King Juan Carlos I of Spain’s announced abdication has instigated a flurry of commentary contrasting dictatorship and democracy. The consensus views the remaining non-honorary power of the dozen remaining monarchies in Europe, particularly in diminutive monarchies like Liechtenstein and the Vatican, as vestigial holdouts from the relentless trend towards the representative-democratic nation-state as “the end of history.” A beloved monarch’s role in leading a transition from the Franco regime’s capital-F Fascism to a conventional modern democratic state is an anomaly.
Yet Spain is a textbook illustration of two devastating criticisms of the consensus view made by anarchist Karl Hess in a July 1976 Playboy interview. First, when Hess denied “that the medieval monarchs were much different from our Presidents now,” and was incredulously challenged that “Surely, even as an anarchist you must be willing to admit that there are some differences between Presidents and kings,” he insisted: “Presidents achieve power by hoaxes and handshakes, while kings take the far less tiring route of being born. That is the only difference I can discern.” Second, while “Most analysts see the political spectrum as a great circle, with authoritarian governments of the right and the left intersecting at a point directly opposite representational democracy.

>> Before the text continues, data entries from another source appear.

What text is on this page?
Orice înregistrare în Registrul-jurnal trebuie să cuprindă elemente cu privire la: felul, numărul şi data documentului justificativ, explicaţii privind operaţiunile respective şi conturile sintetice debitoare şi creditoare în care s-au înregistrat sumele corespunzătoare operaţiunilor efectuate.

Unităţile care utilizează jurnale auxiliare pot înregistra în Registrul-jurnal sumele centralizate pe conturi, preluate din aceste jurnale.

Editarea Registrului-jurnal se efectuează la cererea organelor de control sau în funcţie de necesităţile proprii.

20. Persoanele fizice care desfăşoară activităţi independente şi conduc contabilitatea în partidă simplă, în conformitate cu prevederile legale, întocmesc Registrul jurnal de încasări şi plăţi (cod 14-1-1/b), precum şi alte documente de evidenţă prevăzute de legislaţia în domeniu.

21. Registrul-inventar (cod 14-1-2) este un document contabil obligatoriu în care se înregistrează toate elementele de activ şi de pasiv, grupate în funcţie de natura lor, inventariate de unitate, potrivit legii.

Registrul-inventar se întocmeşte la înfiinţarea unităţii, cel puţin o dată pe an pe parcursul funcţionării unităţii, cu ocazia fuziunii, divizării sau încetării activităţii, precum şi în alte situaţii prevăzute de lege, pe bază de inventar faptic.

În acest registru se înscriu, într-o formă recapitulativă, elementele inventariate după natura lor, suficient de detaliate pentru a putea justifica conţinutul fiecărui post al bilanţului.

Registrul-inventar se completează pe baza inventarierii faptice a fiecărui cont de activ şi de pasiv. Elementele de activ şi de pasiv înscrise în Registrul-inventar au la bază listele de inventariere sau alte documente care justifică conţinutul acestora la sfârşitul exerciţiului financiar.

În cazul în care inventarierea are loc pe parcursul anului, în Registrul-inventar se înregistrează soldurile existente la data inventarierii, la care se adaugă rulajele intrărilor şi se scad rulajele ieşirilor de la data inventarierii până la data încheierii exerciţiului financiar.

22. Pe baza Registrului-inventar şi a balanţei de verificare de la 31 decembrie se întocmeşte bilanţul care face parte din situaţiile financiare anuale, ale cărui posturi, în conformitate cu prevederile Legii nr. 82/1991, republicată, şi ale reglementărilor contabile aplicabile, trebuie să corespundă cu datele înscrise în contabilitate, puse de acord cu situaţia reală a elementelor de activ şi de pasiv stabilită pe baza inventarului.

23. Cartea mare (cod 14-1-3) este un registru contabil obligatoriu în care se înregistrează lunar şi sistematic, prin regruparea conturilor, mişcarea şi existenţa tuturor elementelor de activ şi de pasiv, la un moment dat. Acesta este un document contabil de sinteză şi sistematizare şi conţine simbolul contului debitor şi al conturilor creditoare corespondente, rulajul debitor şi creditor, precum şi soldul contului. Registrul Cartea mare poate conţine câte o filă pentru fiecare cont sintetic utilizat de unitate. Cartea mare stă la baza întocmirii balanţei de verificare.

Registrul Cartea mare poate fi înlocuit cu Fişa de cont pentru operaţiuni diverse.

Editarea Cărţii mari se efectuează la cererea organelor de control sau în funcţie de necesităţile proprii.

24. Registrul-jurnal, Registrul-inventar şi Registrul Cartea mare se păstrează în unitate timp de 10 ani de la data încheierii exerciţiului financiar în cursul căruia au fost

But my notion of politics is that it follows a straight line, with all authoritarian societies on the right and all libertarian societies on the left,” with the opposite of both representative democracy and dictatorship being “a world of neighborhoods in which all social organization is voluntary and the ways of life are established in small, consenting groups.”
In his introduction to The Anarchist Collectives, Murray Bookchin scorned the mainstream liberal and Old Left interpretation of the Spanish Civil War as “a struggle between a liberal republic that was valiantly and with popular support trying to defend a democratic parliamentary state against authoritarian generals.” In fact, the ordinary people of Spain “viewed the republic almost with as much animosity as they did the Francistas,” and “were concerned not to rescue a treacherous republican regime but to reconstruct Spanish society.” Following Bookchin’s introduction is detailed primary documentation of their success when state power was pushed back enough to give them a fighting chance.
Far from being what the Old Left saw as a quixotic last stand of preindustrial “primitive rebels” against the tide of history, the Spanish anarchists seem ever more prescient of tomorrow’s post-industrial age.
The seemingly unstoppable power of the state and its plutocratic appendages — the modern successors of what Bookchin called the Spanish people’s “historic class enemies, ranging from the landowning grandees and clerical overlords inherited from the past to the rising industrial bourgeoisie and bankers of more recent times” — to crowd out alternative socioeconomic organization has always entirely stemmed from their ability to extract wealth involuntarily — in Franz Oppenheimer’s phrase, “political means.” The roots of the political means are steadily drying up as economic production becomes ever more localized and less capital-intensive, and correspondingly harder to efficiently levy tribute from. In the military realm, the might of the standing army is being increasingly challenged by fourth generation warfare techniques reviving the popular spirit of the voluntary, decidedly un-state-run Brigadas Internacionales.
Human-scale social organization decentralized enough to make Monaco look cumbersome, functioning without requiring any individuals to give up sovereignty over their personal lives, will bear out George Woodcock’s observation that “In reality, the ideal of anarchism, far from democracy carried to its logical end, is much nearer to aristocracy universalised and purified.”